Engraving. Another option worth mentioning when working with concrete is engraving. This is the act of remodeling existing, cured concrete by cutting patterns and textures into the surface. “Engraved patterns often simulate building materials such as brick, tile stone, pavers or a variety of graphic elements, including geometric patterns with straight, circular or serpentine lines and custom designs,” said Darrel Adamson, founder and CEO of Engrave-A-Crete.
Before bidding on the job, evaluate the surface on which you’ll be working. This means using a moisture meter to make sure the moisture levels aren’t too high, testing the hardness of the concrete and testing for sealers. “A soft concrete surface will cause failure of the stain and sealers every time, no exceptions,” Adamson said. “If sealer is already present, it must be removed before any stain is applied.”

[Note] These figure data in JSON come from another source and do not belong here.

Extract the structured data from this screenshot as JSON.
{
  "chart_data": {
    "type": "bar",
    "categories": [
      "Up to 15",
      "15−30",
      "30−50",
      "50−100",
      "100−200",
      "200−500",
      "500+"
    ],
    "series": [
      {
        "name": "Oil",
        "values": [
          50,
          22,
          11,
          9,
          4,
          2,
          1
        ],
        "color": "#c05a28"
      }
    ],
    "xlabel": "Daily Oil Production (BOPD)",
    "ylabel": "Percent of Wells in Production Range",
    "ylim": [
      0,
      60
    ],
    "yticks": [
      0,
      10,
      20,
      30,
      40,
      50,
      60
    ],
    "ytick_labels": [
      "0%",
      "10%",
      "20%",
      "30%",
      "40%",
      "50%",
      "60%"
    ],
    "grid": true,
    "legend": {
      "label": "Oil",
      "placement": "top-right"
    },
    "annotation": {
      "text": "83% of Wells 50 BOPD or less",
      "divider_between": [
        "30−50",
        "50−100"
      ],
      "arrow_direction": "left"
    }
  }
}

When setting expectations with the customer, be sure to let him or her know that every slab colors differently and won’t exactly match the color chart. “Test in an inconspicuous area and get customer approval before progressing,” Adamson noted. “Sealers also vary in glossiness, so have actual samples of stained and sealed concrete for customer approval.”
Engrave-A-Crete carries a full line of tools for engraving concrete, including abrasive diamond blades, sand blasting, shot blasting, micro-rod impaction and reciprocating styluses. After the concrete is engraved, the installer should clean the area, touch it up as needed, and apply a protective sealer/clear coat. However, the most important step, according to Adamson, is surface prep.
“Surface prep is extremely important,” he said. “It’s a hard and dirty part of the job, but it is essential to the success of the project.” Prep requires removing any contaminants from the surface, and either power washing exterior surfaces or scrubbing interior surfaces with a floor machine equipped with a black pad or sanding screen.
Adamson also offers this advice: “After a bit of experience, installers mistakenly believe they’ve mastered the process and get sloppy with their work or cut corners. It’s important to remember that every concrete slab is unique and will react to products differently, and every pattern is a challenge that deserves the installer’s full attention.”